As we were finishing, David suggested “next time let's cook our own beans rather than using canned.” He may be on his own there. We found this recipe, made a few of the recommended adjustments and it is pretty good. The boys even liked it (Elizabeth doesn’t get to vote if she doesn’t try a bite. I love her though.).
2. 2 medium onions, chopped (about 2 cups)
3. 6 garlic cloves, pressed
4. 2-3 (14 1/2-ounce) can reduced-sodium chicken broth
5. 1 1/2 cups canned chopped tomatoes (or try Rotel)
6. 2 tablespoons ketchup
7. 2 teaspoons Worcestershire sauce
8. 1 tablespoon chili powder
9. 5-6 (15 1/2-ounce) cans black beans, drained but not rinsed
10. Kosher salt and freshly ground black pepper
11. Cilantro, to taste
12. Juice of 1/2 lime
13. For garnish and optional, grated cheddar, thinly sliced scallions and sour cream
Put the bacon into a large heavy pot and place it over medium heat. Cook until it starts to give up its fat, about 4 minutes. Drain all but about 2 T of bacon grease. Stir in the onions and cook, stirring, until they start to turn translucent, about 4 minutes. Stir in the garlic and cook until you can smell it, about 1 minute. Add the broth, tomatoes, ketchup, Worcestershire, and chili powder. Stir in the beans, turn the heat to high and bring to a boil. Adjust the heat so the soup is bubbling gently and cook 10 minutes. Season with salt and pepper.

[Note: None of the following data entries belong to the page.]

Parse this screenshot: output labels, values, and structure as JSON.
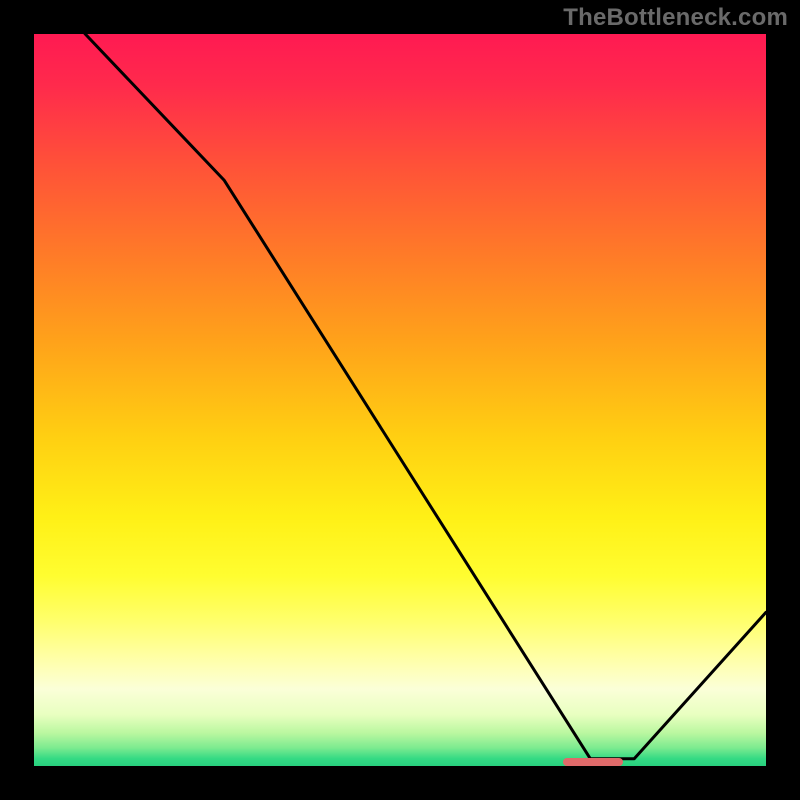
{
  "watermark": "TheBottleneck.com",
  "gradient_stops": [
    {
      "offset": 0.0,
      "color": "#ff1a52"
    },
    {
      "offset": 0.07,
      "color": "#ff2a4c"
    },
    {
      "offset": 0.18,
      "color": "#ff5238"
    },
    {
      "offset": 0.3,
      "color": "#ff7a28"
    },
    {
      "offset": 0.42,
      "color": "#ffa21a"
    },
    {
      "offset": 0.55,
      "color": "#ffcf12"
    },
    {
      "offset": 0.66,
      "color": "#fff016"
    },
    {
      "offset": 0.74,
      "color": "#fffd30"
    },
    {
      "offset": 0.8,
      "color": "#ffff6a"
    },
    {
      "offset": 0.85,
      "color": "#ffffa4"
    },
    {
      "offset": 0.895,
      "color": "#fbffd8"
    },
    {
      "offset": 0.93,
      "color": "#e8ffc0"
    },
    {
      "offset": 0.955,
      "color": "#baf7a0"
    },
    {
      "offset": 0.975,
      "color": "#7deb90"
    },
    {
      "offset": 0.99,
      "color": "#34da84"
    },
    {
      "offset": 1.0,
      "color": "#28d07e"
    }
  ],
  "marker": {
    "x_start_frac": 0.722,
    "x_end_frac": 0.805,
    "color": "#e06a6a"
  },
  "chart_data": {
    "type": "line",
    "title": "",
    "xlabel": "",
    "ylabel": "",
    "xlim": [
      0,
      100
    ],
    "ylim": [
      0,
      100
    ],
    "x": [
      0,
      7,
      26,
      76,
      82,
      100
    ],
    "values": [
      110,
      100,
      80,
      1,
      1,
      21
    ],
    "note": "y-values are bottleneck percentages; the curve descends from >100% at x≈0 to ~0% near x≈76–82 then rises to ~21% at x=100. x represents a configuration sweep (implied by source site)."
  }
}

While simmering the soup, remove the thick stems from the cilantro. Wash it and shake dry. Chop the cilantro coarsely and stir it into the soup after it has simmered 10 minutes. Continue cooking until the soup is thickened, about 5 more minutes. Stir in the lime juice. Serve with the garnishes.
Serves 8-10. When we made it, we halved the recipe. The quantity variation for the chicken broth and cans of beans is based on your preference of hearty vs. soupy.